1. Il avait connaissance de l'existence de PARFONRY à Paris relié à sa branche, soit celle de Neerheylissem ;
2. Il connaissait l'existence de mon grand-père, habitant Beauvechain qui était son neveu ;
3. Il avait connu, avant son départ pour l'Afrique en août 1882, Emile PARFONRY, le militaire décédé au Congo, de la branche d'Erezée et dont il avait une photo ;
4. Il indique l'adresse de sa maison à Bruxelles ;
5. Il s'était retiré dans le hameau de Gobertange (village de Mélin, près de Jodoigne) vers 1920 ;

      Par notre visite, on renouvelait très certainement un lien qui s'était effacé depuis le décès de cet horloger en 1931. Son souvenir et sa mémoire s'étaient envolés de la mémoire familiale.

      Pour avancer dans la connaissance, je me persuadais que l'un des personnages clefs de cette histoire des PARFONRY devait être cet horloger. Malgré une présence somme toute assez récente, se superposant partiellement à mon grand-père, à mon père et à ses cousins germains, il a laissé bien peu de traces dans la mémoire collective. Qui était finalement ce personnage qui avait eu accès au Palais Royal en tant que fabricant d'une montre portant l'effigie du Roi Léopold II, qui aurait payé les études d'instituteur de mon grand-père, qui connaissait l'existence de la lignée française mais aussi celle des PARFONRY d'Erezée, qui avait choisi pour sa retraite de revenir dans son terroir du Brabant wallon de l'Est ?

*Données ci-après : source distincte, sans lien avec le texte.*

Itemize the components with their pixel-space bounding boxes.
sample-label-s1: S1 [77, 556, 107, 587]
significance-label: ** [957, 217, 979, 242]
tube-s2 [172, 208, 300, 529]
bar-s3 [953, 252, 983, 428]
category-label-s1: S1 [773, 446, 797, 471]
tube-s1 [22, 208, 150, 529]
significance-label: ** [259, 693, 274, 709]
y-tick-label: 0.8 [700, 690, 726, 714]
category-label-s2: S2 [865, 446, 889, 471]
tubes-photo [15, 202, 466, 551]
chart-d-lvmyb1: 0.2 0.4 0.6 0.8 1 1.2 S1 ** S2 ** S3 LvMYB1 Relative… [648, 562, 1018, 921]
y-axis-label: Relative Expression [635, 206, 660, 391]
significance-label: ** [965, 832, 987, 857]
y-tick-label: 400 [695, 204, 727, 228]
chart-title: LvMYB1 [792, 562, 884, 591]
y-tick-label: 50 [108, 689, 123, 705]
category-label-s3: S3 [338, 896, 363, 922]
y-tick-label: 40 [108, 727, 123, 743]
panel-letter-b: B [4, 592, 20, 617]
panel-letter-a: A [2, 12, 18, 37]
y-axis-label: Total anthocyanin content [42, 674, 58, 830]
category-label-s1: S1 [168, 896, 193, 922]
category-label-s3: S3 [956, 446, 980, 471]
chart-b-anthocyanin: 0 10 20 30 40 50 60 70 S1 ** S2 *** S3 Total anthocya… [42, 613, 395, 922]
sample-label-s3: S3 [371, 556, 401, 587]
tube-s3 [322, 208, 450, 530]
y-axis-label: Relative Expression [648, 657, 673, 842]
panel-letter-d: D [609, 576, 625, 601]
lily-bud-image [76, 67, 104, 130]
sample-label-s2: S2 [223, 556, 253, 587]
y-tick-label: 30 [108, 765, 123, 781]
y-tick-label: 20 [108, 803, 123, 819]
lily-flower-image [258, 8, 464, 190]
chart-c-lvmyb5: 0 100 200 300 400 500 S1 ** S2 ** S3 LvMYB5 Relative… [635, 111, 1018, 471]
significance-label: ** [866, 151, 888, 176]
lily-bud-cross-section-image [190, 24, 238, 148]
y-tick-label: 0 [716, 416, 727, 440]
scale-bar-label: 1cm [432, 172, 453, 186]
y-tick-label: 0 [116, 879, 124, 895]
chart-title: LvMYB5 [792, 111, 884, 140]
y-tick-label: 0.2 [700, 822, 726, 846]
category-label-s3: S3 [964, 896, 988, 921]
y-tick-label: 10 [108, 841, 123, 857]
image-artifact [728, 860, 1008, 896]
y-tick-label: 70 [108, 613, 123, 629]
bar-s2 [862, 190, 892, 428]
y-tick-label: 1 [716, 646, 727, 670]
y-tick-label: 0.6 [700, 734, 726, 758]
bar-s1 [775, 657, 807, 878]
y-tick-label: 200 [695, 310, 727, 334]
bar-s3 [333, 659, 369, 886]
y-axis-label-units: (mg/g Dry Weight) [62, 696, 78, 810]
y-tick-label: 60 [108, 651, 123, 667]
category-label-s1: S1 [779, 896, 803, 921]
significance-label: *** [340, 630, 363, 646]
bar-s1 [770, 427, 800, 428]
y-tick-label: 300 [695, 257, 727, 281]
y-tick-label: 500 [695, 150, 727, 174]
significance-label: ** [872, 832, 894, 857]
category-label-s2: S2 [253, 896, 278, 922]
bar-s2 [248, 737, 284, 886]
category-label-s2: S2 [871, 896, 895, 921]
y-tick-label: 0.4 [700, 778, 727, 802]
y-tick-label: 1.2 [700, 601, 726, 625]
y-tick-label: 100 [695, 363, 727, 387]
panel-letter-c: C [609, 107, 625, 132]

      Je me suis décidé le 9 août à arpenter le hameau de Gobertange où il avait passé les dernières années de sa vie. Et c'est à ce moment, après avoir posé quelques questions dans la rue, que je rencontrai un Monsieur s'appelant Jules TITS. En prononçant le nom de PARFONRY, son cerveau ne tarda pas à réagir. Tout gamin, il avait entendu parler ses grands-parents de ce personnage.

      Curieux dans l'âme, il se proposa de rechercher des indices. Je m'étais pris pour Hercule Poirot et je venais de trouver son adjoint, l'élégant Capitaine Hastings.
Les anecdotes ne devraient pas tarder pour connaître mieux cet horloger car Jules a pris contact, depuis lors, avec une dame proche voisine dont les parents ont travaillé pour la famille PARFONRY. On est impatient de connaître la suite dans un prochain article.

       Notre visite à Gobertange s'est poursuivie par la visite externe de la maison habitée par Emile l'horloger, maison qu'il avait fait qualifier sur sa carte de visite de " Château de Gobertange ". Même si elle offre un certain cachet, cette appellation est un peu disproportionnée. Mais cela doit sans doute faire partie du personnage.